„Bayern konnte und musste Kovac holen“

von Redaktion

Reiner Calmund über die Logik des Trainerwechsels, unberechtigter Kritik an „Brazzo“ und Leverkusens Mini-Chance

München – Reiner Calmund ist ein vielbeschäftigter Mann – das beweist allein sein Programm am letzten Wochenende. Nach dem achtstündigen Bundesliga-Marathon als Experte bei „Sky“ ging es am Sonntag nach Leipzig. Auch rund um die Pokal-Halbfinals ist die Meinung des 69-Jährigen, lange als Leverkusener Geschäftsführer aktiv, gefragt.

-Herr Calmund, Leverkusens Start in die „Wochen der Wahrheit“ hätte besser nicht laufen können. 4:1 und 4:1. Eine Kampfansage?

Die 4:1-Siege gegen Leipzig und Frankfurt waren Gold wert, gegen direkte Konkurrenten im Kampf um die Teilnahme an der Königsklasse.

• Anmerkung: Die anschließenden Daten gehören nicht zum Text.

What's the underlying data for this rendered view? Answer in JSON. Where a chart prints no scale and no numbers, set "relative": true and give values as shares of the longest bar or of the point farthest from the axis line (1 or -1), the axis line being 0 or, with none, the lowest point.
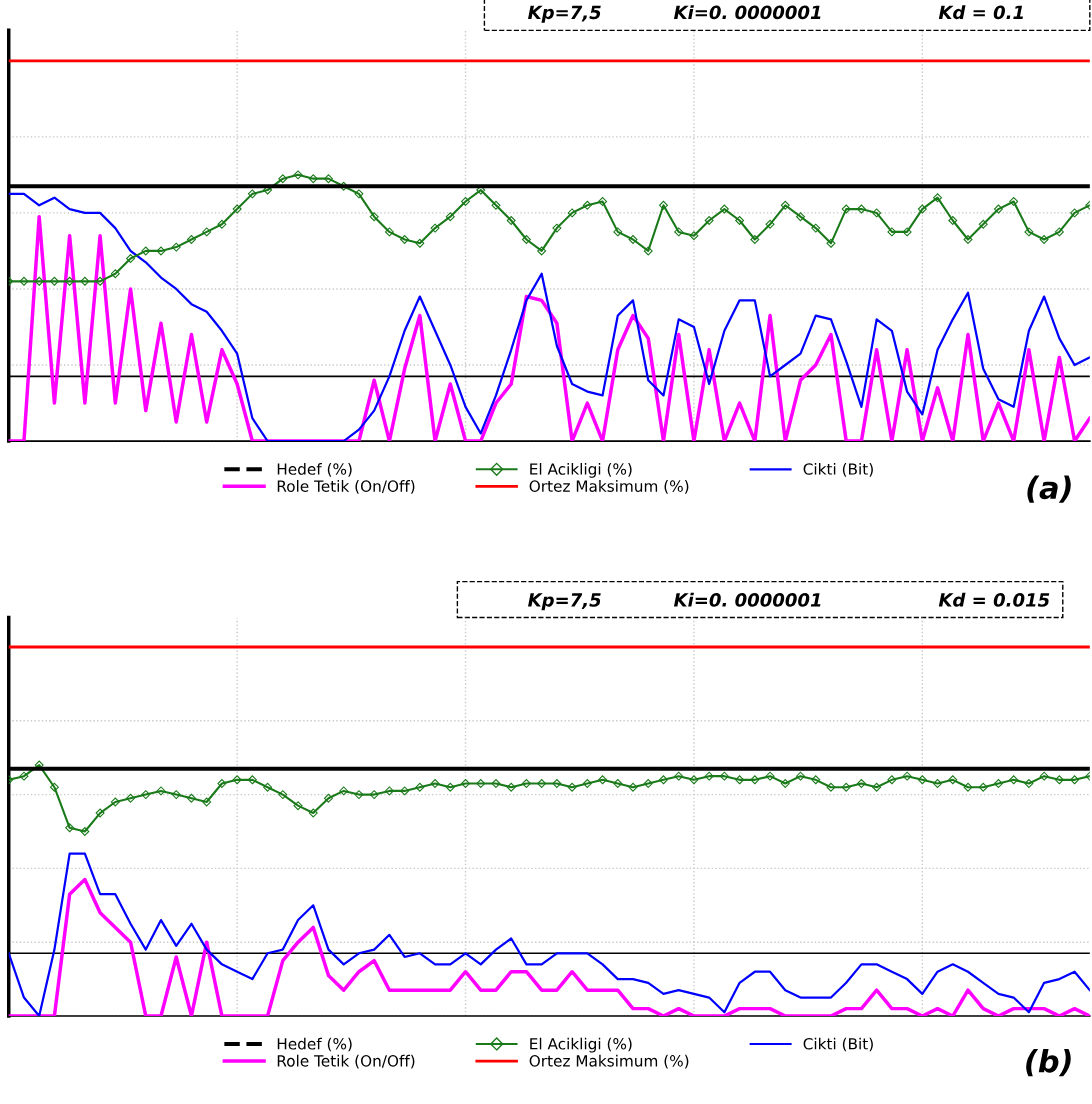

Wichtige Erfolge, die auch für viel Selbstvertrauen gesorgt haben. Das Pokalspiel gegen die Bayern steht natürlich trotzdem unter anderen Gesetzen.

-Ist die Leverkusener Saison schon eine gute – oder entscheiden darüber diese beiden Wochen?

Knapp vier Wochen vor Saisonende scheint in Leverkusen wieder die Sonne. Nach der letztjährigen Gurkensaison begeistert die junge Bayer-Truppe seine Fans mit erstklassigem Tempo-Fußball. Das erste Ziel Europa League hat man praktisch erreicht – und die Chancen auf eine Champions-League-Qualifikation sind gut.

-Nach dem 4:1 gegen Frankfurt sagte Heiko Herrlich: „Womöglich treffe ich Niko Kovac noch mal in dieser Saison.“ Er spekuliert auf das Pokalfinale in Berlin.

Warum denn nicht? Heiko Herrlich ist in Leverkusen voll angekommen, ich finde, er ist ein ausgezeichneter Cheftrainer. Und ich finde es sehr gut, dass Herrlich sich vor dem Halbfinale gegen den großen Favoriten mutig zeigt.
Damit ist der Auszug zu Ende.